Searching for ffdba600 in the logs gets us:

{copying MyObject 0x00000000ffcffe40 -> 0x00000000ffdba600 (2)}
{forwarding MyObject 0x00000000ffcffe40 -> 0x00000000ffdba600 (2)}

This means that this MyObject instance was in Eden at address 0x00000000ffcffe40, it survived and was copied to the survivor space at address 0x00000000ffdba600.

To put things in context, I extracted all the log entries containing WeakReference instance at 0xff627d80 and MyObject instance at 0xffdba600 from the gc logs:

//GC #11
Discovered reference (mt) (0x00000000ffd08000: java.lang.ref.WeakReference)
...
{copying java.lang.ref.WeakReference 0x00000000ffcfff20 -> 0x00000000ffd08000 (4)}  //copy reference object from eden to a survivor space
   Process discovered as normal 0x00000000ff4f63b8
{forwarding java.lang.ref.WeakReference 0x00000000ffcfff20 -> 0x00000000ffd08000 (4)}
...
Dropping strongly reachable reference (0x00000000ffd08000: java.lang.ref.WeakReference) //Dropped from discovered list because its referent is strongly reachable at the moment.
{copying MyObject 0x00000000ffcffe40 -> 0x00000000ffdba600 (2)}
{forwarding MyObject 0x00000000ffcffe40 -> 0x00000000ffdba600 (2)}
 Dropped 1 active Refs out of 5630 Refs in discovered list 0x00000000ffd5c040
.....

//GC #12
{tenuring java.lang.ref.WeakReference 0x00000000ffd08000 -> 0x00000000ff627d80 (4)} //Weak reference gets promoted and does not get discovered in this scavenge because it does not lie in the young generation now.
...
{forwarding java.lang.ref.WeakReference 0x00000000ffd08000 -> 0x00000000ff627d80 (4)}
...
{tenuring MyObject 0x00000000ffdba600 -> 0x00000000ff627da0 (2)}  // its referent object gets promoted too
{forwarding MyObject 0x00000000ffdba600 -> 0x00000000ff627da0 (2)}

I added comments besides the log entries above to explain what is happening with each log entry. Here’s the complete story:

During the scavenge process, GC #11 finds the weak reference (0x00000000ffcfff20) strongly reachable and copies that and its referent to the survivor space, and adds the weak reference to the discovered references list. But this weak reference gets removed from the discovered references list when GC finds its referent still being strongly reachable during the references-processing phase.
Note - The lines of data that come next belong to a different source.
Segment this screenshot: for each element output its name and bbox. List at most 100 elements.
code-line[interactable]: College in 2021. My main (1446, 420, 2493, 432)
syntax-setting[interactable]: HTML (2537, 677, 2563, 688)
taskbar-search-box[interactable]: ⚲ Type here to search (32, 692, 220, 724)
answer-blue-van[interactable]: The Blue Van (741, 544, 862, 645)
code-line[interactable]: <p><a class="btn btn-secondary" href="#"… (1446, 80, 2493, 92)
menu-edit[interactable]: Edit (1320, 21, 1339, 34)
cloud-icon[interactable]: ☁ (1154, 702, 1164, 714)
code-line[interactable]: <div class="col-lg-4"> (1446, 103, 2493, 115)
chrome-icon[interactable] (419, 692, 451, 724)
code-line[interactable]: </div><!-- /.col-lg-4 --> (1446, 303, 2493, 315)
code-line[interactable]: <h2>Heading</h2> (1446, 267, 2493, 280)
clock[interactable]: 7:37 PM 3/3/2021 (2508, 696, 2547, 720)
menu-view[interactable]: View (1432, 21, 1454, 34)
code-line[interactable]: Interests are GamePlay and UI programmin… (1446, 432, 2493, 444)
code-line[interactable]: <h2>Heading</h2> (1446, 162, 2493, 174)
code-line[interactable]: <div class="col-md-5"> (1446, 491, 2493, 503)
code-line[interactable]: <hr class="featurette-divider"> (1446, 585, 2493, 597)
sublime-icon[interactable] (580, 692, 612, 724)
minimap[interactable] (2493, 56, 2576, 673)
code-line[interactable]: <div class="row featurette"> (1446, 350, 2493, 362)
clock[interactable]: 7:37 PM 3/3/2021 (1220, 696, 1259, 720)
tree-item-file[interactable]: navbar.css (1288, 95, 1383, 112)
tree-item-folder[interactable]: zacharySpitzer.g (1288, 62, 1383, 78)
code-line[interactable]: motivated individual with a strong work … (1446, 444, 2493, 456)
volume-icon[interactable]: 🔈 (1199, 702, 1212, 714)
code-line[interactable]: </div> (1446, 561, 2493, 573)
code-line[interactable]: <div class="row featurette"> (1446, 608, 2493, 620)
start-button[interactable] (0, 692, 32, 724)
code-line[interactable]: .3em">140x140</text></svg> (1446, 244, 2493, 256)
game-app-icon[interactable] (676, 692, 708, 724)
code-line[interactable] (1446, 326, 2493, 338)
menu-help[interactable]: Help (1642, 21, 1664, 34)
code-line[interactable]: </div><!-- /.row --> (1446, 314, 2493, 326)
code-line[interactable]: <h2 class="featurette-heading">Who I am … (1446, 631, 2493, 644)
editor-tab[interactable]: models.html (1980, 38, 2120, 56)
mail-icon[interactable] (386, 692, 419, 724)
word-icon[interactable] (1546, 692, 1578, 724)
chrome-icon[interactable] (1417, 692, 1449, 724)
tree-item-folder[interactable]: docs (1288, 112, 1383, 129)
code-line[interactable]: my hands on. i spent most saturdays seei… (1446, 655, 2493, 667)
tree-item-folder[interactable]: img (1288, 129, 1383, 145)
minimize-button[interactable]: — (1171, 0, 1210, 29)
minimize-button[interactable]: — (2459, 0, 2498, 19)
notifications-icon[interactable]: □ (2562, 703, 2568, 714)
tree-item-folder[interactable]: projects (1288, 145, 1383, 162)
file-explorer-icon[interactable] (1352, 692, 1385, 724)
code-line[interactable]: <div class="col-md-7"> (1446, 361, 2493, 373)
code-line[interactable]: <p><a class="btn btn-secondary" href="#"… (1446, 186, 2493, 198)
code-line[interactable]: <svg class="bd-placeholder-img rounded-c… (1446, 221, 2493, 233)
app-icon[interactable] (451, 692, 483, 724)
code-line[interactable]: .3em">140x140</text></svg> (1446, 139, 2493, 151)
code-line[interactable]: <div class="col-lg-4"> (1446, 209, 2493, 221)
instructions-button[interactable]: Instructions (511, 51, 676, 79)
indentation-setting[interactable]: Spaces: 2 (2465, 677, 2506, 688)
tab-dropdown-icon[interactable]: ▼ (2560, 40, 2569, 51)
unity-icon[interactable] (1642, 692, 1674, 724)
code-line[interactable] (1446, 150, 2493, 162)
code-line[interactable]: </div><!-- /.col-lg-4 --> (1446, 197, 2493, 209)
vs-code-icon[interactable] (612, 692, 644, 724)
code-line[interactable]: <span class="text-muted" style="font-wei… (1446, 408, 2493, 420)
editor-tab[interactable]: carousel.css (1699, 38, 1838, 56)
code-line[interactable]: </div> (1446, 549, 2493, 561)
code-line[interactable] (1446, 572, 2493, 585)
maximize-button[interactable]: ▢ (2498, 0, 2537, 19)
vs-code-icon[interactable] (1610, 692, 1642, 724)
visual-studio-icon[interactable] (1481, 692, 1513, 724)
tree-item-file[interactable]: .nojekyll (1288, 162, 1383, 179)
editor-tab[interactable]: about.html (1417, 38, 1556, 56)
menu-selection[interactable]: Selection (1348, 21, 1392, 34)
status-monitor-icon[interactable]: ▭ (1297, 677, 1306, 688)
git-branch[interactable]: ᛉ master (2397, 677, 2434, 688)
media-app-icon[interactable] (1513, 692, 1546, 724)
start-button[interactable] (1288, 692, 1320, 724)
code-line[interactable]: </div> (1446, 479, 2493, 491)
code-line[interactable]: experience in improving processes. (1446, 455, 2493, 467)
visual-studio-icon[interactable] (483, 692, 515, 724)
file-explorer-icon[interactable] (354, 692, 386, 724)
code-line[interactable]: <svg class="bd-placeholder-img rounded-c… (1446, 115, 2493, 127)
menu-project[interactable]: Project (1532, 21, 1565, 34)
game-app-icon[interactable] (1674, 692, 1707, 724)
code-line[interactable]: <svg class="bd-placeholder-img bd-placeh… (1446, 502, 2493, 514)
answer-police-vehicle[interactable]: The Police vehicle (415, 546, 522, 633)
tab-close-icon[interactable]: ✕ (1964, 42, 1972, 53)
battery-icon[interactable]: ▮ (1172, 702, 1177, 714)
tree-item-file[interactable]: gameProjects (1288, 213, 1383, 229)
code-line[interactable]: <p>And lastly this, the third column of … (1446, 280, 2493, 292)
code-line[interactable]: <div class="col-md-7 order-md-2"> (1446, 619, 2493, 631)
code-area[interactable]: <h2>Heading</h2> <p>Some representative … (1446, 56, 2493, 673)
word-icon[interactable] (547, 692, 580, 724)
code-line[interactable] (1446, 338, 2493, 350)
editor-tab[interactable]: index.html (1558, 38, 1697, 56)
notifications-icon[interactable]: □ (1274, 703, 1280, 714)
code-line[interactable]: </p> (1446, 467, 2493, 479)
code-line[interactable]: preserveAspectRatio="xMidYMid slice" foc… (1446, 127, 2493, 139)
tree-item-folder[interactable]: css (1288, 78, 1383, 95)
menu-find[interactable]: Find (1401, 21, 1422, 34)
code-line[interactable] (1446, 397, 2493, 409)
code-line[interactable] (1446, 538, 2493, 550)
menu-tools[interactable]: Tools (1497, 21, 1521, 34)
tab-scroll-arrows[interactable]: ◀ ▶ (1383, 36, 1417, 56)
The next GC, GC #12 finds that weak reference still strongly reachable (through ref[]) and copies that and its referent to the tenured space during the scavenge phase. At this point, the referent is not strongly reachable and one would expect it to get collected. But since the weak reference had been moved to the tenured gen, with the ReferenceBasedDiscovery discovery policy, the garbage collector does not discover it i.e. does not add it to the discovered references list and does not treat it like a reference object. The weak reference is treated like a normal reachable object and its referent too gets copied over to the tenured generation.

If we increase the tenuring threshold from 1 to 2, the weak references like in the above example would get collected in the young generation itself. The second GC would copy the weak reference object to the survivor space and that would allow the weak reference to get discovered during the scavenge phase. The reference processing phase of this GC would then clear the referent and would enqueue the reference object. Final Thoughts

Weak references and their referents can get prematurely promoted to the old generation. By increasing -XX:MaxTenuringThreshold to a sufficiently large number, we can avoid this premature promotion.